On the other hand they might need to sell it to pay for some kind of scary assisted living.
(And yet, how much better it would be and way less expensive if they lived in their retirement condo full of old people and just had a super visiting nurse type of person to drive them about and bring them to the store and hairdresser and check on them. Jeez. I don't have even a twinge of wishing for their $ to be preserved for my own sake as it's not like it comes to me if they die and it's not like there is much of it. But their house, sold, gives what... 5-7 years of assisted-living rent, maybe? and that is not counting if they have some medical emergency. I bet they have absolutely no advice or financial planning. Apparently a few years ago they had their box full of "valuable jewelry" in the car on their trip to Boca and it fell out of the car on one of their stops and it wasn't insured and they never reported it to anyone. Other side of the family is possibly worse.
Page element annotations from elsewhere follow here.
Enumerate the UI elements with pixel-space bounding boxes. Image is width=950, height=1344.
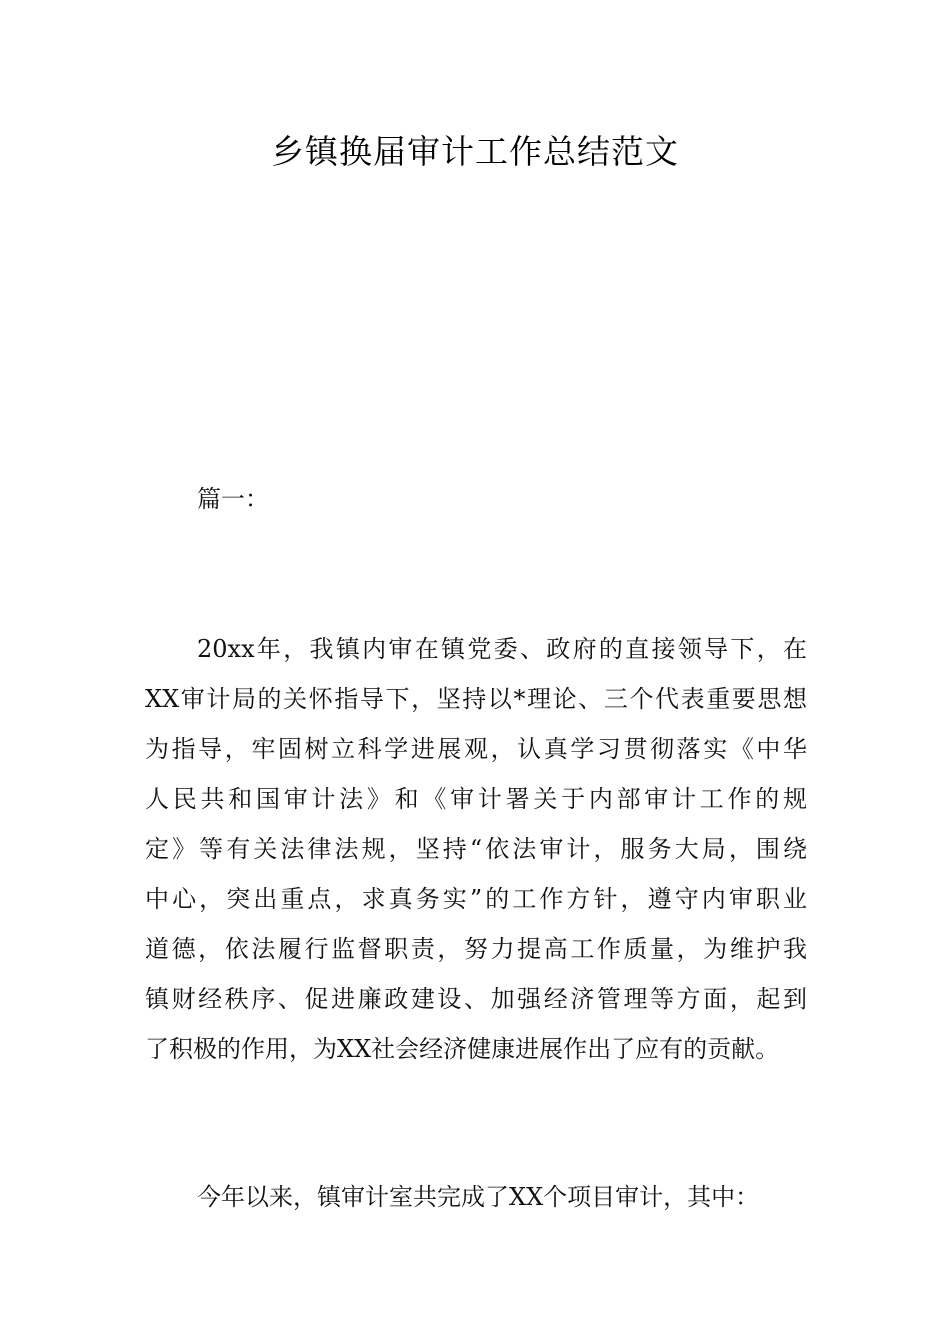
document-title: 乡镇换届审计工作总结范文 bbox=[271, 132, 679, 171]
section-heading: 篇一： bbox=[197, 485, 269, 513]
paragraph-2 bbox=[145, 1180, 807, 1230]
paragraph-1-line: 人民共和国审计法》和《审计署关于内部审计工作的规 bbox=[145, 785, 807, 813]
paragraph-1-line: 20xx年，我镇内审在镇党委、政府的直接领导下，在 bbox=[197, 635, 807, 663]
paragraph-1-line: 道德，依法履行监督职责，努力提高工作质量，为维护我 bbox=[145, 935, 807, 963]
paragraph-1-line: 为指导，牢固树立科学进展观，认真学习贯彻落实《中华 bbox=[145, 735, 807, 763]
paragraph-1-line: 中心，突出重点，求真务实”的工作方针，遵守内审职业 bbox=[145, 885, 807, 913]
paragraph-2-line: 今年以来，镇审计室共完成了XX个项目审计，其中： bbox=[197, 1183, 760, 1211]
paragraph-1-line: 镇财经秩序、促进廉政建设、加强经济管理等方面，起到 bbox=[145, 985, 807, 1013]
paragraph-1 bbox=[145, 632, 807, 1082]
paragraph-1-line: XX审计局的关怀指导下，坚持以*理论、三个代表重要思想 bbox=[145, 685, 807, 713]
paragraph-1-line: 定》等有关法律法规，坚持“依法审计，服务大局，围绕 bbox=[145, 835, 807, 863]
paragraph-1-line: 了积极的作用，为XX社会经济健康进展作出了应有的贡献。 bbox=[145, 1035, 780, 1063]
I on the other hand have glimmers of realizing, from watching the people around me who actually grew up with lots of money, that our family does everything with maximum financial stupidity and there are other ways.)
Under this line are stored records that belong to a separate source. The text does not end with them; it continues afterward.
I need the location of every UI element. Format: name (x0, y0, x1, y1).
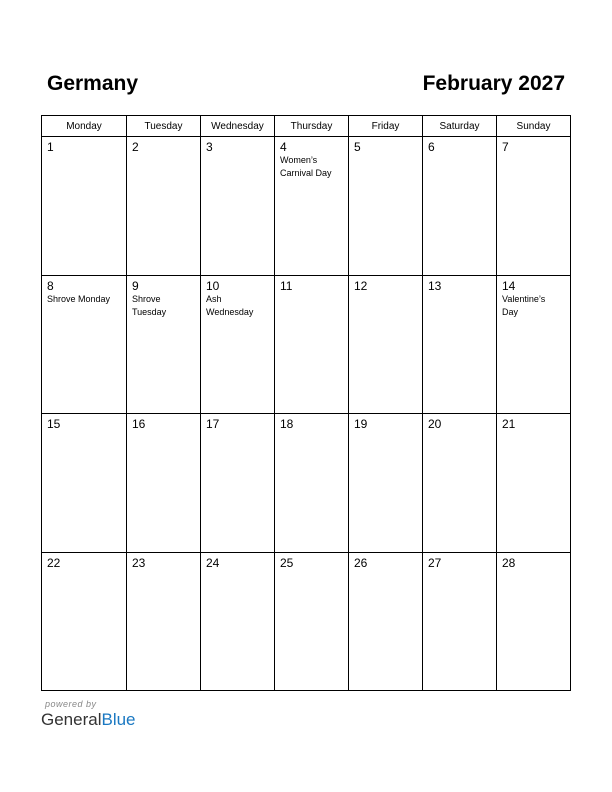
day-number: 9 (132, 279, 139, 293)
weekday-header-sunday: Sunday (516, 121, 551, 132)
weekday-header-wednesday: Wednesday (201, 116, 275, 136)
day-number: 2 (132, 140, 139, 154)
day-number: 12 (354, 279, 368, 293)
day-number: 28 (502, 556, 516, 570)
day-cell[interactable] (497, 414, 570, 552)
brand-part-general: General (41, 710, 102, 729)
day-number: 26 (354, 556, 368, 570)
weekday-header-row (42, 116, 570, 137)
day-cell[interactable] (423, 414, 497, 552)
day-cell[interactable] (275, 414, 349, 552)
day-cell[interactable] (42, 137, 127, 275)
day-number: 22 (47, 556, 61, 570)
day-number: 17 (206, 417, 220, 431)
day-cell[interactable] (275, 137, 349, 275)
day-number: 6 (428, 140, 435, 154)
day-number: 1 (47, 140, 54, 154)
week-row (42, 414, 570, 553)
day-number: 7 (502, 140, 509, 154)
day-cell[interactable] (423, 276, 497, 413)
day-number: 16 (132, 417, 146, 431)
country-title: Germany (47, 72, 139, 95)
day-cell[interactable] (423, 553, 497, 690)
day-cell[interactable] (127, 553, 201, 690)
day-number: 11 (280, 279, 293, 293)
day-cell[interactable] (275, 276, 349, 413)
day-cell[interactable] (42, 276, 127, 413)
day-number: 4 (280, 140, 287, 154)
weekday-header-tuesday: Tuesday (127, 116, 201, 136)
holiday-label: Wednesday (206, 307, 254, 317)
day-cell[interactable] (349, 137, 423, 275)
day-number: 10 (206, 279, 220, 293)
day-cell[interactable] (497, 137, 570, 275)
weekday-header-thursday: Thursday (275, 116, 349, 136)
generalblue-logo[interactable] (41, 709, 136, 731)
holiday-label: Women’s (280, 155, 318, 165)
day-cell[interactable] (201, 414, 275, 552)
day-number: 19 (354, 417, 368, 431)
day-cell[interactable] (127, 137, 201, 275)
day-number: 24 (206, 556, 220, 570)
day-number: 18 (280, 417, 294, 431)
weekday-header-friday: Friday (349, 116, 423, 136)
day-number: 25 (280, 556, 294, 570)
day-cell[interactable] (349, 553, 423, 690)
day-number: 5 (354, 140, 361, 154)
day-cell[interactable] (275, 553, 349, 690)
day-cell[interactable] (127, 414, 201, 552)
day-number: 13 (428, 279, 442, 293)
holiday-label: Shrove Monday (47, 294, 111, 304)
weekday-header-monday: Monday (42, 116, 127, 136)
day-number: 23 (132, 556, 146, 570)
powered-by-label: powered by (45, 699, 97, 709)
holiday-label: Tuesday (132, 307, 167, 317)
holiday-label: Valentine’s (502, 294, 546, 304)
day-number: 3 (206, 140, 213, 154)
day-cell[interactable] (201, 553, 275, 690)
holiday-label: Carnival Day (280, 168, 332, 178)
calendar-grid (41, 115, 571, 691)
day-cell[interactable] (349, 276, 423, 413)
day-cell[interactable] (127, 276, 201, 413)
day-cell[interactable] (423, 137, 497, 275)
day-number: 14 (502, 279, 516, 293)
day-cell[interactable] (201, 137, 275, 275)
day-cell[interactable] (497, 276, 570, 413)
day-number: 8 (47, 279, 54, 293)
weekday-header-saturday: Saturday (423, 116, 497, 136)
day-cell[interactable] (42, 414, 127, 552)
holiday-label: Day (502, 307, 519, 317)
day-number: 27 (428, 556, 442, 570)
week-row (42, 553, 570, 690)
brand-part-blue: Blue (101, 710, 136, 729)
week-row (42, 137, 570, 276)
day-cell[interactable] (42, 553, 127, 690)
day-cell[interactable] (201, 276, 275, 413)
month-year-title: February 2027 (422, 72, 565, 95)
day-number: 20 (428, 417, 442, 431)
holiday-label: Ash (206, 294, 222, 304)
holiday-label: Shrove (132, 294, 161, 304)
day-cell[interactable] (349, 414, 423, 552)
day-number: 15 (47, 417, 61, 431)
day-number: 21 (502, 417, 516, 431)
day-cell[interactable] (497, 553, 570, 690)
week-row (42, 276, 570, 414)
My Aunt Valium's evil motherfucker of a husband refuses to help her and her sisters buy it and, I hear, forbid her to manage it as a rental if someone else bought it. Because that's how evil he is AND MORE. He is so far beyond evil... that rat bastard...
But yeah the stuff. As for the feeding frenzy, I would like the unfinished novel that my grandma wrote in a little blank book when she was probably around 10 or 12. When I found it and read it and brought it to her and asked her about it, she ripped it from my hands in outrage and yelled at me in horror and a weird sense of ... shame? embarrassment? protectiveness and privacy? I know her baby sister died and it was a sentimental girls' novel about a girl whose baby sister is dying of consumption and they're all hungry and cold and poor and the heroine-girl is walking in the street and finds a silver dollar or something, like Sara Cr3we, and and spends it on roses for the baby who is lisping piteously for them, but when she gets home the baby is dead. "And she clasped the dear sweet babe's cold hands over the 'wed, wed woses' which -- alas! -- would never bloom again through the pale lilies in her cheeks..." It was really good and made me cry. I thought of it when I had a miscarriage and my sister in law sent me easter lilies, even though I had no babe whose hands to clasp over them and they made me have asthma anyway so I couldn't keep them but had to put them in the apartment lobby instead. I have wished many times since then that I had stolen the little book with the unfinished novel.
And with this house sale their death seems closer and more inevitable and it's very odd to think that most of their cherished objects will outlast them.
I suddenly understand vikings who heap up the possessions of the dead on giant blazing funereal ships.